Right Treatment, Right Time
Michael Sprague, senior civil engineer for Lexington, is responsible for coordinating with The Beta Group, providing data on the conditions of town streets which the consultants use to inform the DPW’s pavement management program. This program helps engineering determine what streets need work, choose the kind of treatment and prioritize them for project scheduling.
Specifically, the program incorporates a town-wide inventory of all roadways, providing a description of each including length, width, surface type and estimated average daily traffic. It also provides condition attributes such as the type, severity and extent of distress in terms of percentage of roadway affected. This distress may be manifested by alligator cracking, linear cracking, potholes, patching and rutting. Based on this evaluation, the roadway receives a roadway surface rating and is recommended for a specific repair treatment at an estimated cost.
Preservation treatments employed by engineering, depending on the condition of the pavements, are crack sealing, fog sealing, microsurfacing and Cape Seal. In addition, the town has utilized mill & fill, reclamation and last year for the first time tried cold-in-place recycling.
Livsey and the Lexington engineering staff will carefully monitor the performance of the non-toxic, organic rejuvenating fog seal as a potential addition to the town’s growing list of pavement preservation treatments.
The contractor actually shares this goal for their own expanding list of preservation services.

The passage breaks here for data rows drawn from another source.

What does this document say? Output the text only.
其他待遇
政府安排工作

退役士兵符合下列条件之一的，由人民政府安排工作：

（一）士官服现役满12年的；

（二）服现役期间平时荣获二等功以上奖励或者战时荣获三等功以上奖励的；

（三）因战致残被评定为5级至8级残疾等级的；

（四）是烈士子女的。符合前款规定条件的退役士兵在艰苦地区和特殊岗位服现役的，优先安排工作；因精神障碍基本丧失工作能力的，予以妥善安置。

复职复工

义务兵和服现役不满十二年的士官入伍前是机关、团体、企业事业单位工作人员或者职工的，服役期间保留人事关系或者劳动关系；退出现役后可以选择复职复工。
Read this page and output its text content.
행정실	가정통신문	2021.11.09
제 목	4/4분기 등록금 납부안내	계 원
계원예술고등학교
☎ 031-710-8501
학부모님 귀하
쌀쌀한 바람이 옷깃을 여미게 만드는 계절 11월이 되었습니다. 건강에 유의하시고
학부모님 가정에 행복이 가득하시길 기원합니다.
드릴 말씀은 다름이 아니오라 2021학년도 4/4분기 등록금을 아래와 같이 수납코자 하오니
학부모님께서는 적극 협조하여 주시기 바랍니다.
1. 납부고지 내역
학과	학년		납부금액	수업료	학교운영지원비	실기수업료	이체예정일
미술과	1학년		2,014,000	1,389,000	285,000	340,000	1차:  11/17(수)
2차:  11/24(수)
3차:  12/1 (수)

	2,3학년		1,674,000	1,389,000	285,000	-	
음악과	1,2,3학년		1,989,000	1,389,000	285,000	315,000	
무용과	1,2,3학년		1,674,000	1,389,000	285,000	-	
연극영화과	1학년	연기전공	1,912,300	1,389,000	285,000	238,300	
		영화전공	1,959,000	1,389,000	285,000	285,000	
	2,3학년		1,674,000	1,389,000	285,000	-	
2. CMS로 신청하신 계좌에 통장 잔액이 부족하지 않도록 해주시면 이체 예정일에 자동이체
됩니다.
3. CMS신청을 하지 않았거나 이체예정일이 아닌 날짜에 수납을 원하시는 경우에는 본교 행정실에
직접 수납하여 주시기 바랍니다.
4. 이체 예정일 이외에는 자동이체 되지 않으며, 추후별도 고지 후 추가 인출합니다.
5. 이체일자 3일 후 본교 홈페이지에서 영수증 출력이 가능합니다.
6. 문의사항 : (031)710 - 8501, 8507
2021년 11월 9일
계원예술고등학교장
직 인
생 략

Indus (formerly Sealcoating Inc. of Hingham, MA) has applied Lexington’s pavement preservation treatments for several years and consulted with Collaborative Aggregates as the new product was being developed. The contractor sought, and received, permission to try out the new product for the Lexington fog seal applications. The company has pursued the development and application of pavement preservation techniques for communities over many years. These efforts are spearheaded by the company’s sales and marketing manager, Dan Patenaude, P.E.
Patenaude spent 11 years in construction management and commercial real estate development, and ten years as Public Works Director for the Town of Wallkill in New York, before joining Sealcoating Inc. in 2012. He and colleagues promote pavement preservation treatments throughout New England and downstate New York.
According to Patenaude, there are two options in improving pavement conditions and longevity: preventive care or reactive care. He notes that traditionally many agencies’ approach is performing reactive road construction, which has a serious negative impact on taxpayers’ bottom line. In contrast, putting the focus on preservation does the opposite. He indicates that performing more frequent, less invasive treatments helps roads last longer and less costly to maintain. He adds that preservation doesn’t just extend the service life of the road being repaired, it raises the overall average quality of an entire network.